9. They inspired the film On the Waterfront, based on the groundbreaking labor-relations work of Jesuit John Corridan, who worked in New York City in the 1 940s and 1 950s. His part was played by Karl MaIden, who, last year, died 50 years to the day after Fr.Corridan.

10. They count 40 saints and dozens of blessed among their members, including the globe-trotting missionary St. Francis Xavier. Their famous “former” members include Garry Wills, John McLaughlin, and Jerry Brown.

[Source: James Martin, S.J., The Jesuit Guide to Almost Everything, Paperback Edition]"
h/t to snup


Rachel said...

Those are cool facts-- I like the one about St. Ignatius brawling especially-- but the cooler facts are the ones I already knew: that Jesuits have been missionaries and martyrs and have converted thousands.

swissmiss said...

I had requested this book at the library and there were several holds on it already. It was just my luck that a copy came available while I was on vacation and I didn't have a chance to get to the library to pick it up before it was sent back into the system :( Now I have to re-request it and wait in line all over. Waaaa.

Another good book that covers a lot of this information is How the Catholic Church Built Western Civilization by Thomas Woods Jr.
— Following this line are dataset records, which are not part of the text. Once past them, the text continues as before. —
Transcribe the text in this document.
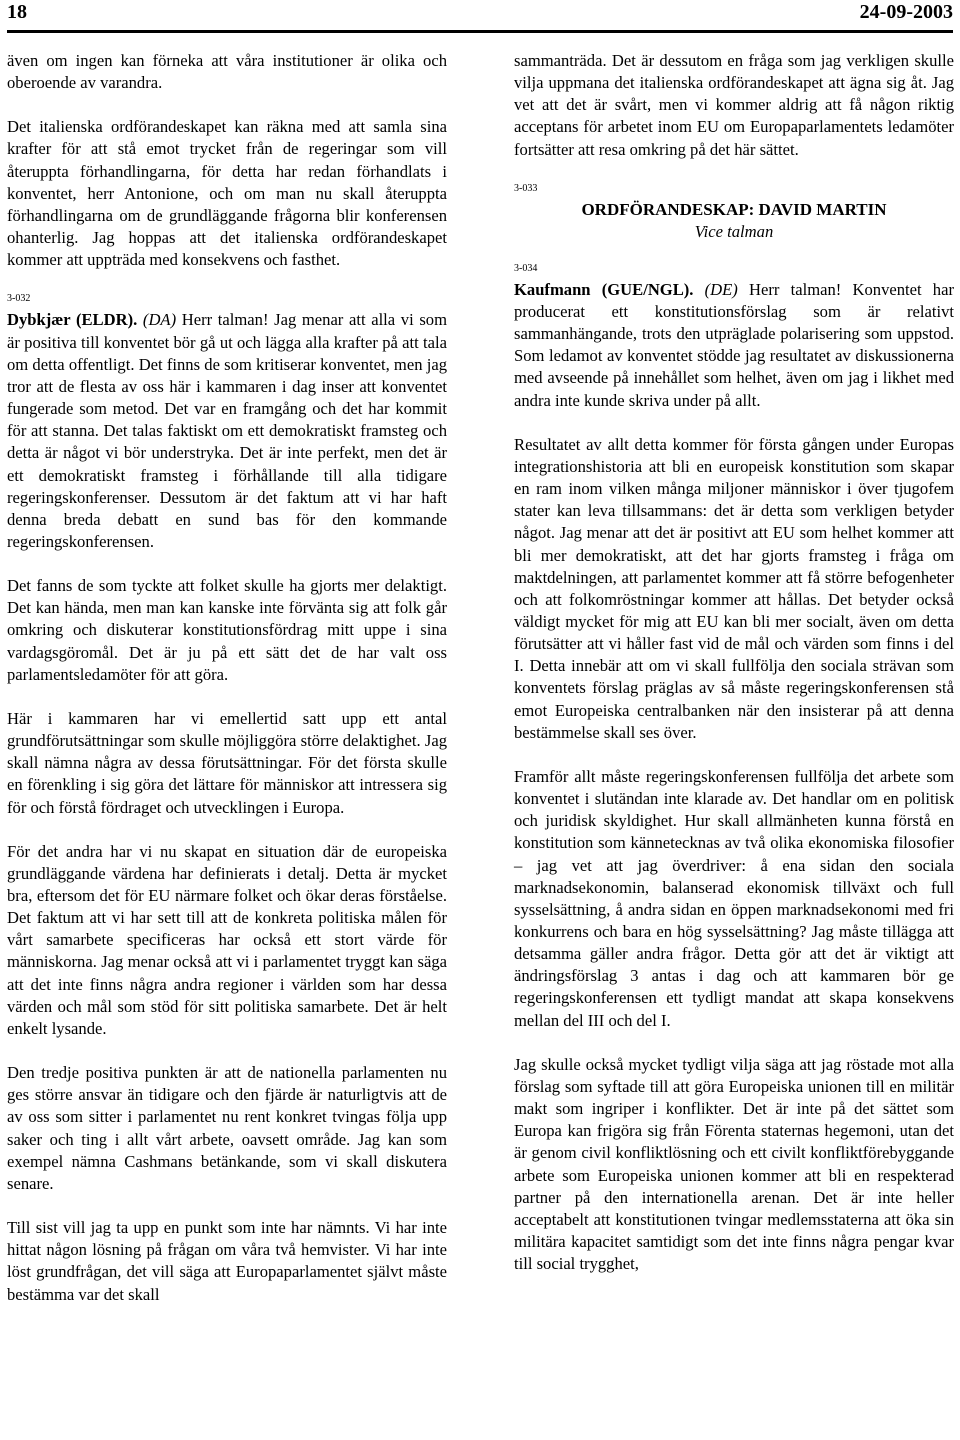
18	24-09-2003

även om ingen kan förneka att våra institutioner är olika och oberoende av varandra.

Det italienska ordförandeskapet kan räkna med att samla sina krafter för att stå emot trycket från de regeringar som vill återuppta förhandlingarna, för detta har redan förhandlats i konventet, herr Antonione, och om man nu skall återuppta förhandlingarna om de grundläggande frågorna blir konferensen ohanterlig. Jag hoppas att det italienska ordförandeskapet kommer att uppträda med konsekvens och fasthet.

3-032

Dybkjær (ELDR). (DA) Herr talman! Jag menar att alla vi som är positiva till konventet bör gå ut och lägga alla krafter på att tala om detta offentligt. Det finns de som kritiserar konventet, men jag tror att de flesta av oss här i kammaren i dag inser att konventet fungerade som metod. Det var en framgång och det har kommit för att stanna. Det talas faktiskt om ett demokratiskt framsteg och detta är något vi bör understryka. Det är inte perfekt, men det är ett demokratiskt framsteg i förhållande till alla tidigare regeringskonferenser. Dessutom är det faktum att vi har haft denna breda debatt en sund bas för den kommande regeringskonferensen.

Det fanns de som tyckte att folket skulle ha gjorts mer delaktigt. Det kan hända, men man kan kanske inte förvänta sig att folk går omkring och diskuterar konstitutionsfördrag mitt uppe i sina vardagsgöromål. Det är ju på ett sätt det de har valt oss parlamentsledamöter för att göra.

Här i kammaren har vi emellertid satt upp ett antal grundförutsättningar som skulle möjliggöra större delaktighet. Jag skall nämna några av dessa förutsättningar. För det första skulle en förenkling i sig göra det lättare för människor att intressera sig för och förstå fördraget och utvecklingen i Europa.

För det andra har vi nu skapat en situation där de europeiska grundläggande värdena har definierats i detalj. Detta är mycket bra, eftersom det för EU närmare folket och ökar deras förståelse. Det faktum att vi har sett till att de konkreta politiska målen för vårt samarbete specificeras har också ett stort värde för människorna. Jag menar också att vi i parlamentet tryggt kan säga att det inte finns några andra regioner i världen som har dessa värden och mål som stöd för sitt politiska samarbete. Det är helt enkelt lysande.

Den tredje positiva punkten är att de nationella parlamenten nu ges större ansvar än tidigare och den fjärde är naturligtvis att de av oss som sitter i parlamentet nu rent konkret tvingas följa upp saker och ting i allt vårt arbete, oavsett område. Jag kan som exempel nämna Cashmans betänkande, som vi skall diskutera senare.

Till sist vill jag ta upp en punkt som inte har nämnts. Vi har inte hittat någon lösning på frågan om våra två hemvister. Vi har inte löst grundfrågan, det vill säga att Europaparlamentet självt måste bestämma var det skall

sammanträda. Det är dessutom en fråga som jag verkligen skulle vilja uppmana det italienska ordförandeskapet att ägna sig åt. Jag vet att det är svårt, men vi kommer aldrig att få någon riktig acceptans för arbetet inom EU om Europaparlamentets ledamöter fortsätter att resa omkring på det här sättet.

3-033

ORDFÖRANDESKAP: DAVID MARTIN

Vice talman

3-034

Kaufmann (GUE/NGL). (DE) Herr talman! Konventet har producerat ett konstitutionsförslag som är relativt sammanhängande, trots den utpräglade polarisering som uppstod. Som ledamot av konventet stödde jag resultatet av diskussionerna med avseende på innehållet som helhet, även om jag i likhet med andra inte kunde skriva under på allt.

Resultatet av allt detta kommer för första gången under Europas integrationshistoria att bli en europeisk konstitution som skapar en ram inom vilken många miljoner människor i över tjugofem stater kan leva tillsammans: det är detta som verkligen betyder något. Jag menar att det är positivt att EU som helhet kommer att bli mer demokratiskt, att det har gjorts framsteg i fråga om maktdelningen, att parlamentet kommer att få större befogenheter och att folkomröstningar kommer att hållas. Det betyder också väldigt mycket för mig att EU kan bli mer socialt, även om detta förutsätter att vi håller fast vid de mål och värden som finns i del I. Detta innebär att om vi skall fullfölja den sociala strävan som konventets förslag präglas av så måste regeringskonferensen stå emot Europeiska centralbanken när den insisterar på att denna bestämmelse skall ses över.

Framför allt måste regeringskonferensen fullfölja det arbete som konventet i slutändan inte klarade av. Det handlar om en politisk och juridisk skyldighet. Hur skall allmänheten kunna förstå en konstitution som kännetecknas av två olika ekonomiska filosofier – jag vet att jag överdriver: å ena sidan den sociala marknadsekonomin, balanserad ekonomisk tillväxt och full sysselsättning, å andra sidan en öppen marknadsekonomi med fri konkurrens och bara en hög sysselsättning? Jag måste tillägga att detsamma gäller andra frågor. Detta gör att det är viktigt att ändringsförslag 3 antas i dag och att kammaren bör ge regeringskonferensen ett tydligt mandat att skapa konsekvens mellan del III och del I.

Jag skulle också mycket tydligt vilja säga att jag röstade mot alla förslag som syftade till att göra Europeiska unionen till en militär makt som ingriper i konflikter. Det är inte på det sättet som Europa kan frigöra sig från Förenta staternas hegemoni, utan det är genom civil konfliktlösning och ett civilt konfliktförebyggande arbete som Europeiska unionen kommer att bli en respekterad partner på den internationella arenan. Det är inte heller acceptabelt att konstitutionen tvingar medlemsstaterna att öka sin militära kapacitet samtidigt som det inte finns några pengar kvar till social trygghet,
On a more positive note, the book I ordered through Abebooks, Creation and Scientific Creativity, A Study in the Thought of S.L. Jaki, SJ, arrived while I was gone, so not all was lost.
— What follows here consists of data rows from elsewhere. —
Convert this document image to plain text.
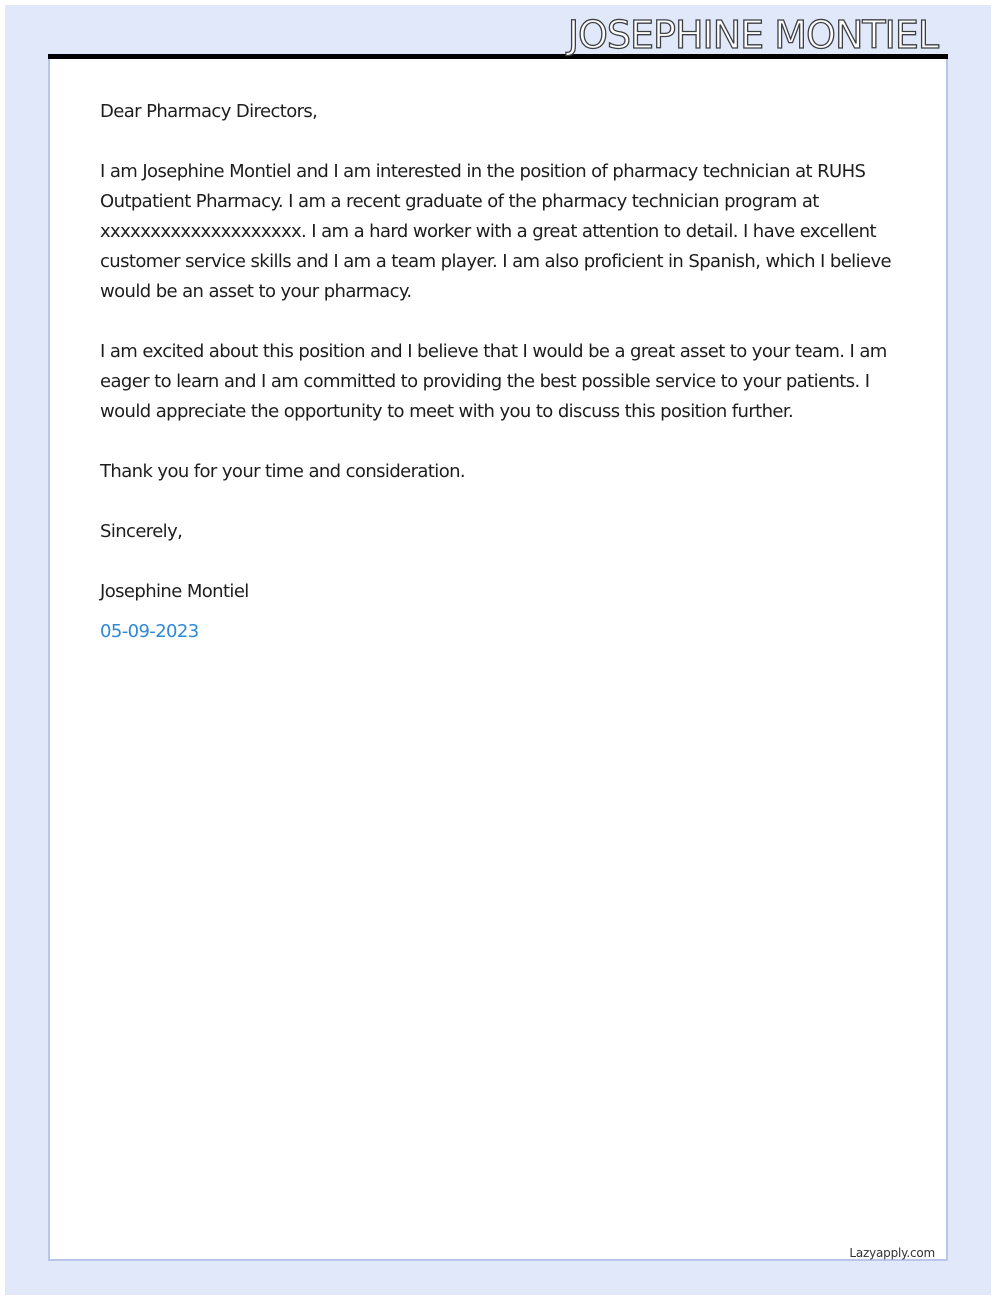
JOSEPHINE MONTIEL

Dear Pharmacy Directors,

I am Josephine Montiel and I am interested in the position of pharmacy technician at RUHS Outpatient Pharmacy. I am a recent graduate of the pharmacy technician program at xxxxxxxxxxxxxxxxxxxx. I am a hard worker with a great attention to detail. I have excellent customer service skills and I am a team player. I am also proficient in Spanish, which I believe would be an asset to your pharmacy.

I am excited about this position and I believe that I would be a great asset to your team. I am eager to learn and I am committed to providing the best possible service to your patients. I would appreciate the opportunity to meet with you to discuss this position further.

Thank you for your time and consideration.

Sincerely,

Josephine Montiel

05-09-2023

Lazyapply.com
How I wish books could be read by osmosis.

Mary O'Regan said...

You have have to erase my first comment - I heard that Otto Von Guericke was a Jesuit - but it has been brought to my attention that he was a Protestant and married. Apologies. He did work closely with scientists who were Jesuits - that may explain the confusion.

Rouxfus said...

In Thomas Woods book "How the Catholic Church Built Western Civilization", he says the geological field of seismology, the study of earthquakes, was called "The Jesuit Science" because of the many contributions made by the Society of Jesus to the body of our understanding of our world and its movements.

Unknown said...

They sure discvored quinine in US but my great grandmother used to give me quinine root for malaria control in 1951 when I was 4 or 5 in MALAWI, Sothern Africa

Stella Orientis said...

Donald, 1951 is about four centuries after the 16th Century.